Reliability in Azure Communication Services (ACS) is about ensuring that communication remains possible even when errors occur. This document outlines the best practices for handling transient failures, service interruptions, and maintaining connection resilience.

SDK Retry Policies and Error Handling¶

All ACS SDKs have built-in retry mechanisms, but you should still implement your own error handling logic for critical operations.

Best Practices for Retries¶

Transient Errors: Automatically retry operations that fail with transient error codes (e.g., 500, 503, or 429). Use an exponential backoff strategy to avoid overwhelming the service.
Non-Transient Errors: Do not retry operations that fail with non-transient error codes (e.g., 400 or 401). These errors require manual intervention or a change in the request.
Idempotency: Use idempotency keys where supported (e.g., in some SMS or Email APIs) to safely retry operations without creating duplicate messages.

graph TD
    A[Start Operation] --> B{Operation Success?}
    B -- Yes --> C[Complete]
    B -- No --> D{Transient Error?}
    D -- Yes --> E{Retry Limit Reached?}
    E -- No --> F[Wait: Exp. Backoff]
    F --> A
    E -- Yes --> G[Fail with Error]
    D -- No --> G

Circuit Breaker Patterns for SMS and Email¶

When sending large volumes of SMS or email, implement a circuit breaker pattern to prevent cascading failures if the service is experiencing high latency or high error rates.

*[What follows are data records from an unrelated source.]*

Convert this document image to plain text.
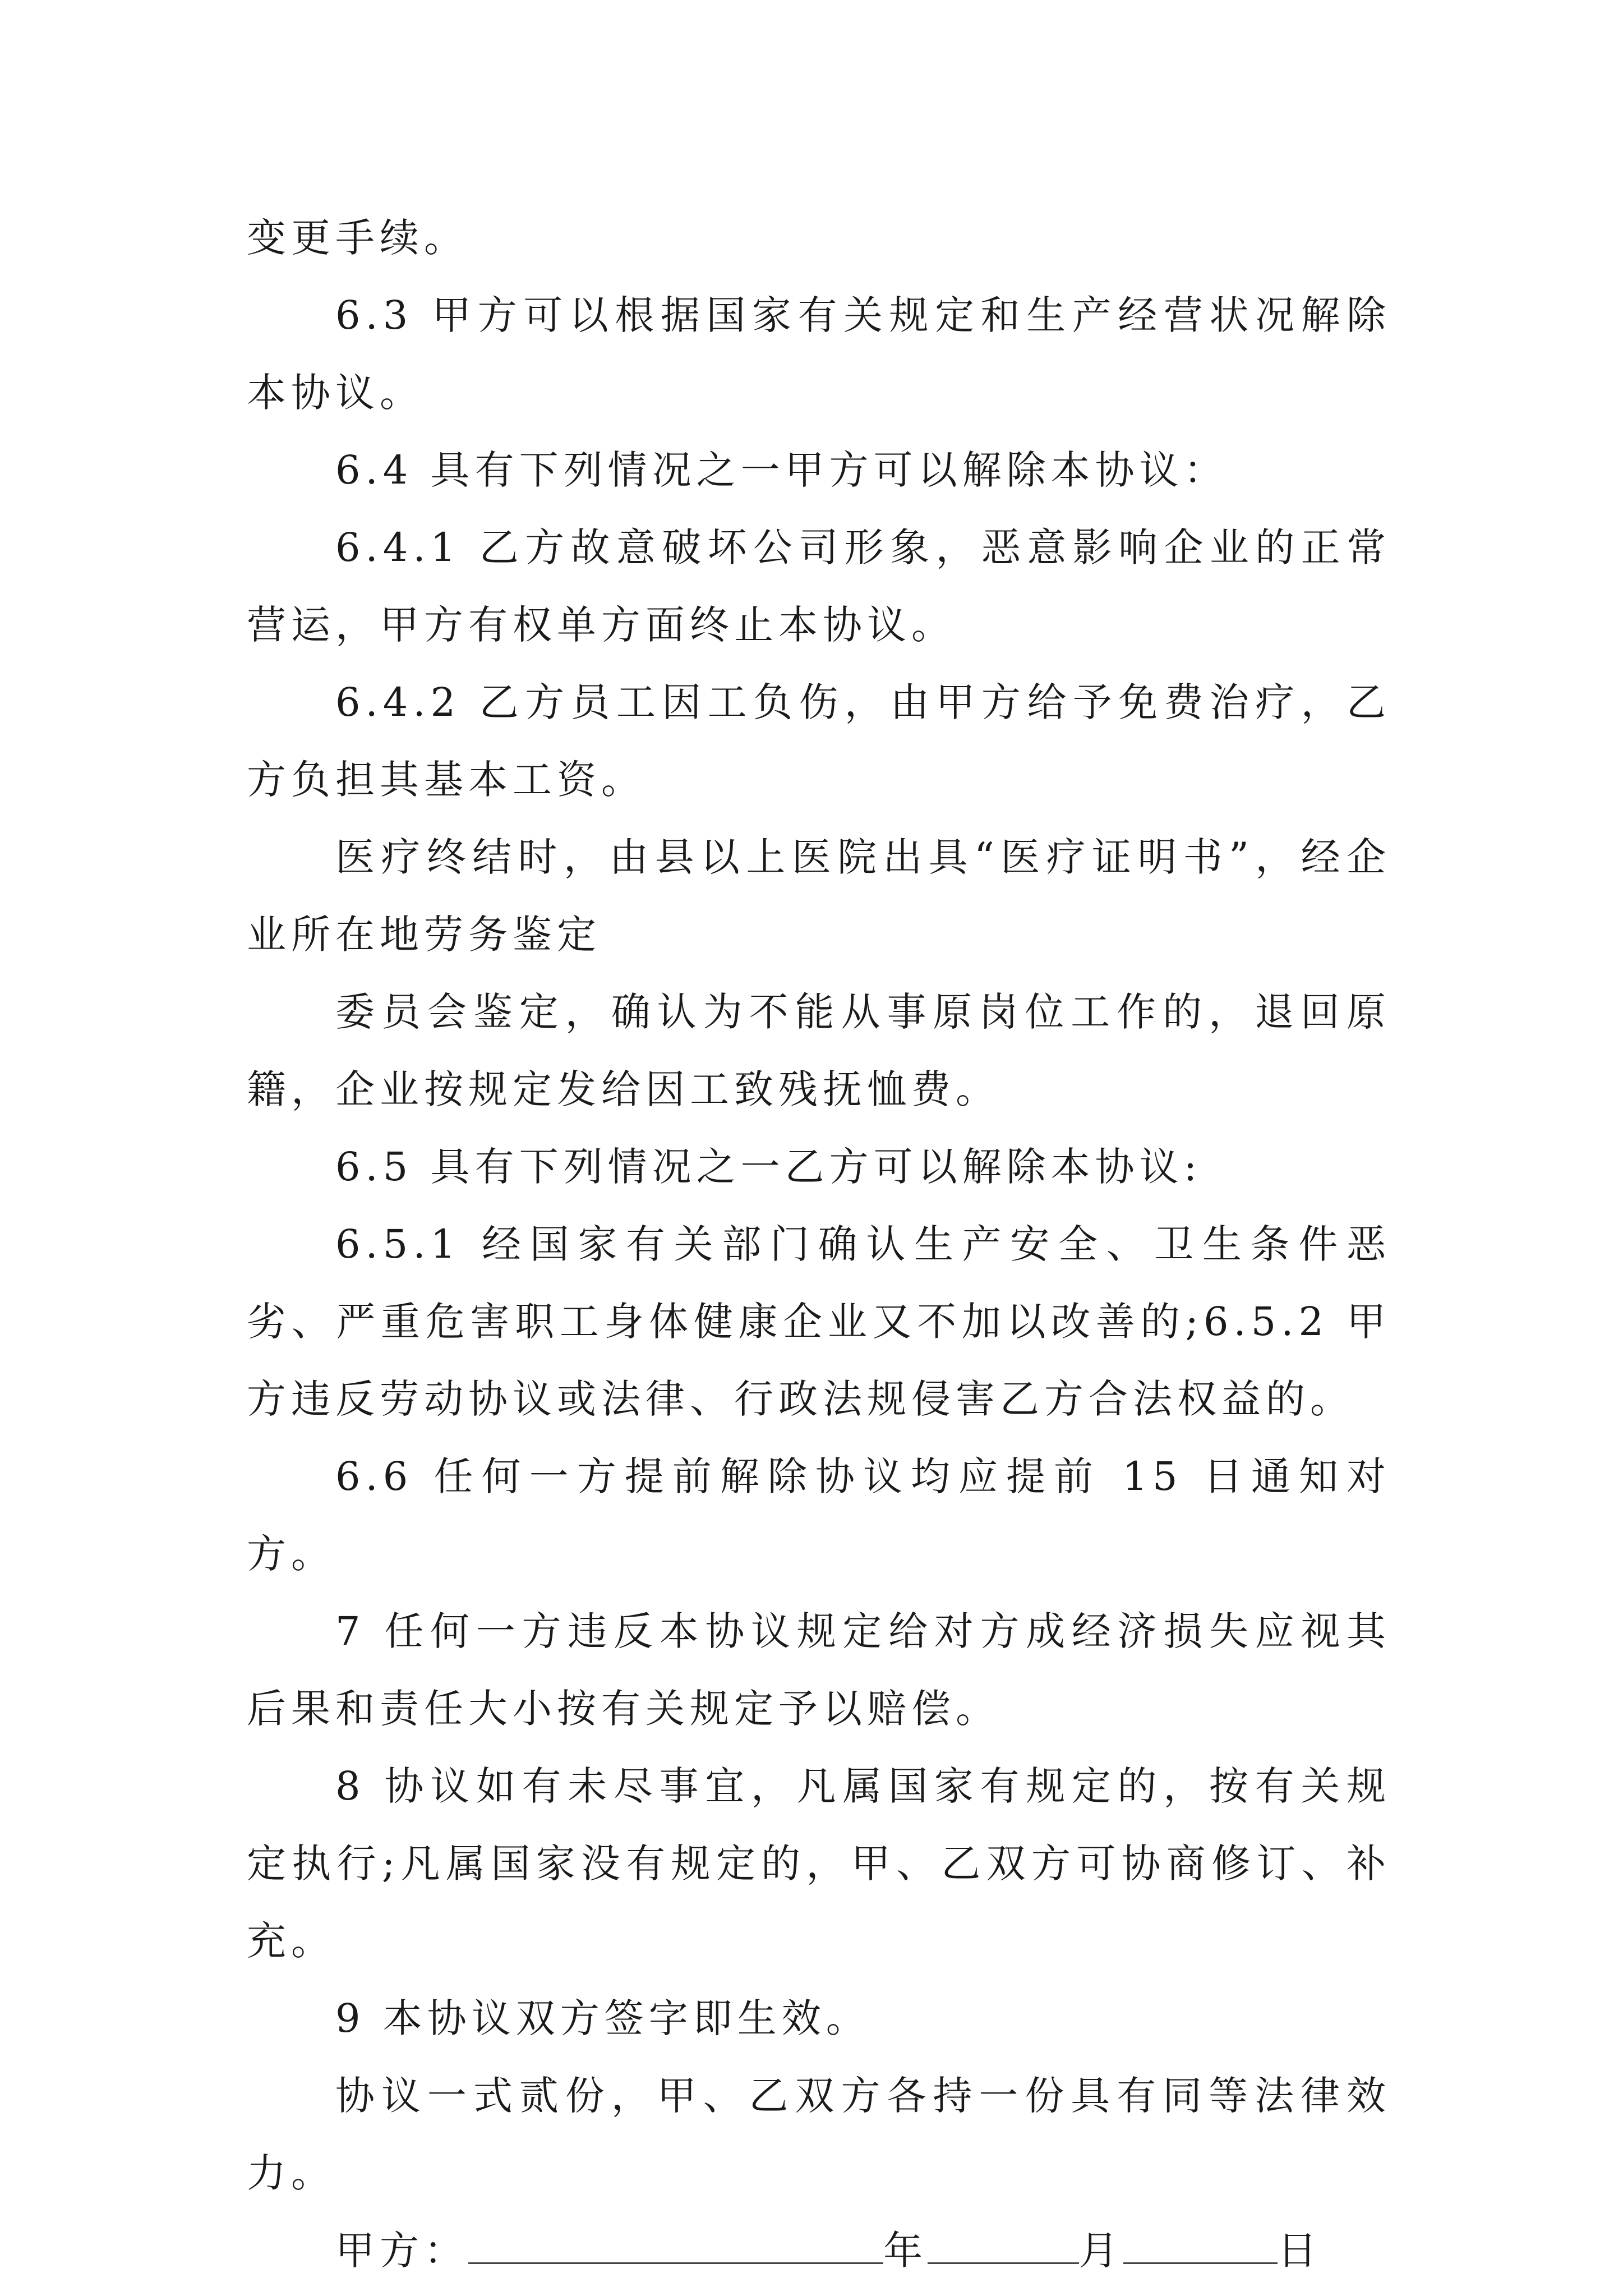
变更手续。

6.3 甲方可以根据国家有关规定和生产经营状况解除本协议。

6.4 具有下列情况之一甲方可以解除本协议：

6.4.1 乙方故意破坏公司形象，恶意影响企业的正常营运，甲方有权单方面终止本协议。

6.4.2 乙方员工因工负伤，由甲方给予免费治疗，乙方负担其基本工资。

医疗终结时，由县以上医院出具“医疗证明书”，经企业所在地劳务鉴定

委员会鉴定，确认为不能从事原岗位工作的，退回原籍，企业按规定发给因工致残抚恤费。

6.5 具有下列情况之一乙方可以解除本协议:

6.5.1 经国家有关部门确认生产安全、卫生条件恶劣、严重危害职工身体健康企业又不加以改善的;6.5.2 甲方违反劳动协议或法律、行政法规侵害乙方合法权益的。

6.6 任何一方提前解除协议均应提前 15 日通知对方。

7 任何一方违反本协议规定给对方成经济损失应视其后果和责任大小按有关规定予以赔偿。

8 协议如有未尽事宜，凡属国家有规定的，按有关规定执行;凡属国家没有规定的，甲、乙双方可协商修订、补充。

9 本协议双方签字即生效。

协议一式贰份，甲、乙双方各持一份具有同等法律效力。

甲方：	年	月	日
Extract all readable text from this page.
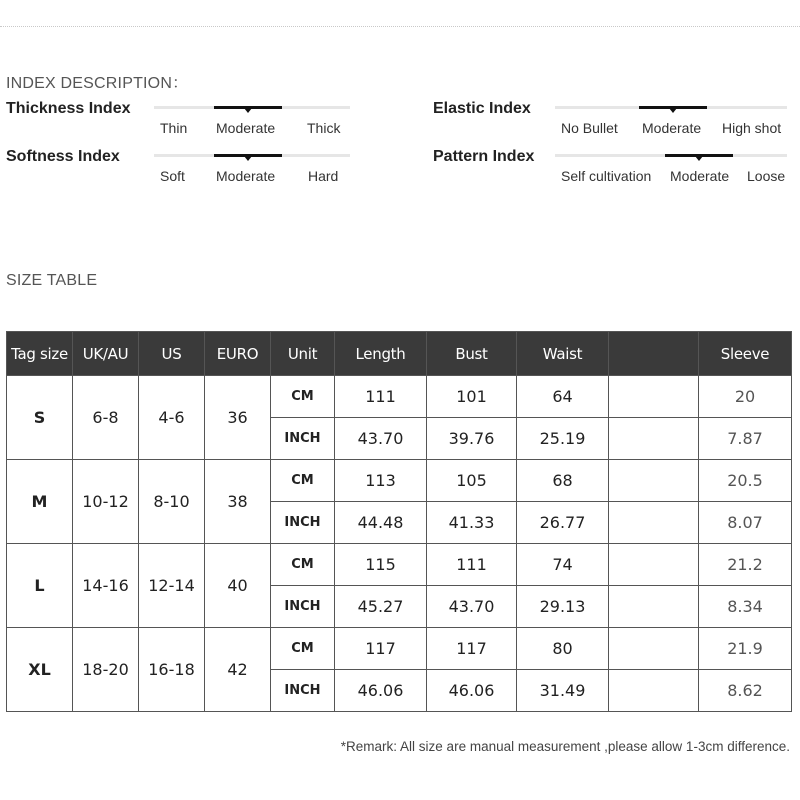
INDEX DESCRIPTION：
Thickness Index
Thin Moderate Thick
Elastic Index
No Bullet Moderate High shot
Softness Index
Soft Moderate Hard
Pattern Index
Self cultivation Moderate Loose
SIZE TABLE
Tag size	UK/AU	US	EURO	Unit	Length	Bust	Waist		Sleeve
S	6-8	4-6	36	CM	111	101	64		20
				INCH	43.70	39.76	25.19		7.87
M	10-12	8-10	38	CM	113	105	68		20.5
				INCH	44.48	41.33	26.77		8.07
L	14-16	12-14	40	CM	115	111	74		21.2
				INCH	45.27	43.70	29.13		8.34
XL	18-20	16-18	42	CM	117	117	80		21.9
				INCH	46.06	46.06	31.49		8.62
*Remark: All size are manual measurement ,please allow 1-3cm difference.
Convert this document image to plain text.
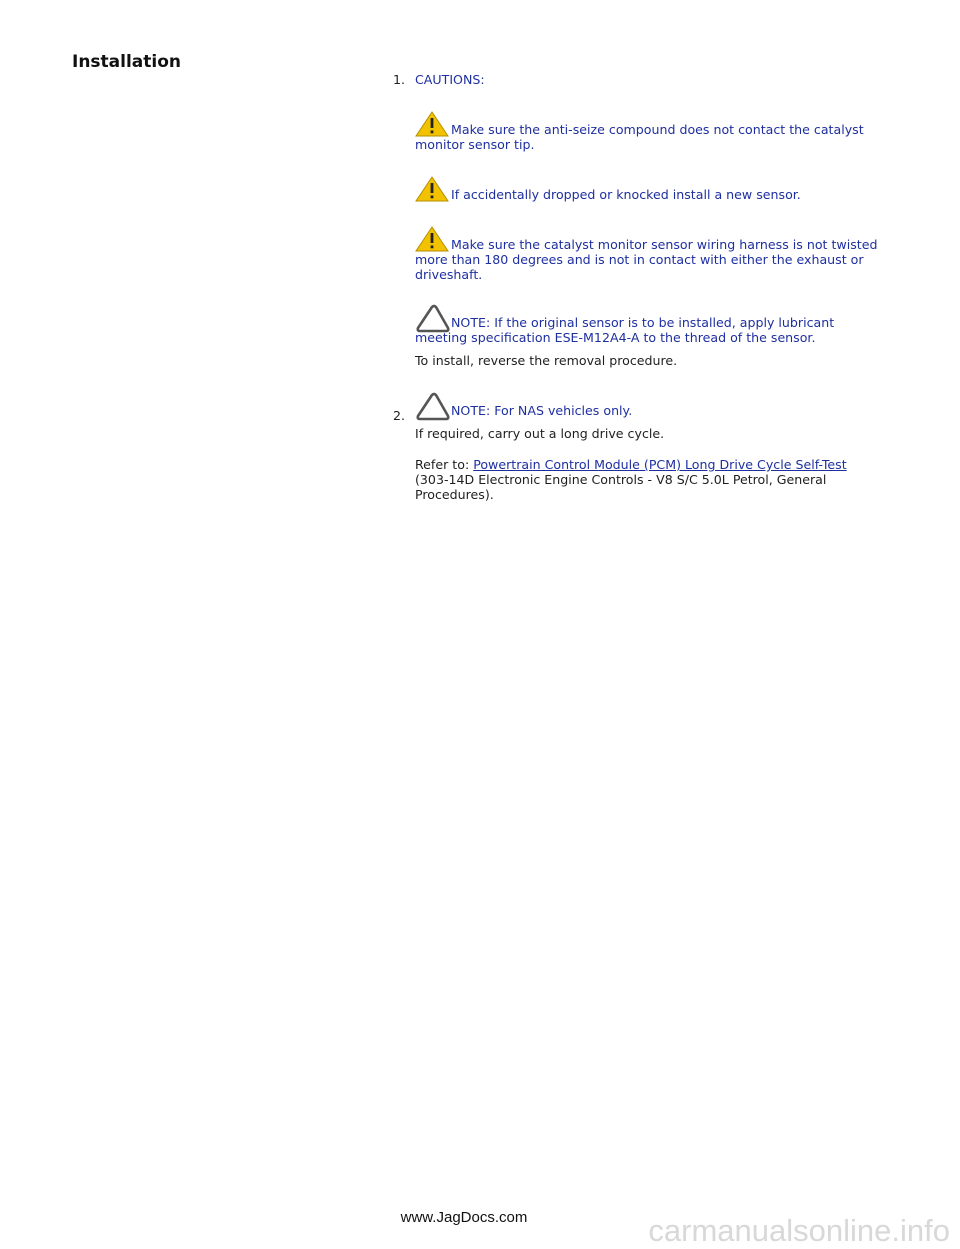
Installation
1. CAUTIONS:
Make sure the anti-seize compound does not contact the catalyst monitor sensor tip.
If accidentally dropped or knocked install a new sensor.
Make sure the catalyst monitor sensor wiring harness is not twisted more than 180 degrees and is not in contact with either the exhaust or driveshaft.
NOTE: If the original sensor is to be installed, apply lubricant meeting specification ESE-M12A4-A to the thread of the sensor.
To install, reverse the removal procedure.
2.	NOTE: For NAS vehicles only.
If required, carry out a long drive cycle.
Refer to: Powertrain Control Module (PCM) Long Drive Cycle Self-Test
(303-14D Electronic Engine Controls - V8 S/C 5.0L Petrol, General Procedures).
www.JagDocs.com	carmanualsonline.info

Open Circuit: Stop sending requests if the error rate exceeds a predefined threshold.
Half-Open: Gradually resume sending requests to see if the service has recovered.
Closed: Resume normal operations once the service is healthy.

Graceful Degradation¶

If a communication channel is unavailable, provide a fallback experience for your users.

Fallback Channels: If SMS delivery fails, fall back to email or an in-app notification.
Reduced Quality: For voice and video calling, if the network quality is poor, automatically downgrade to audio-only to maintain the connection.

Connection Resilience for Chat and Calling¶

For real-time services like chat and calling, maintaining a stable connection is essential.

Heartbeats: Implement heartbeat monitoring to detect when a client has disconnected.
Automatic Reconnect: Configure your client application to automatically attempt reconnection when the network is restored.
State Recovery: When a chat client reconnects, fetch any missed messages from the server to ensure the UI is up to date.

Health Monitoring and Alerting¶

Implement robust monitoring and alerting to identify and resolve reliability issues quickly.

Availability Monitoring: Use Azure Monitor to track the availability of your ACS resource.
Success Rate Alerting: Set up alerts when the success rate for SMS or email drops below your target SLA.
Latency Monitoring: Monitor the latency of your API calls to identify potential performance bottlenecks.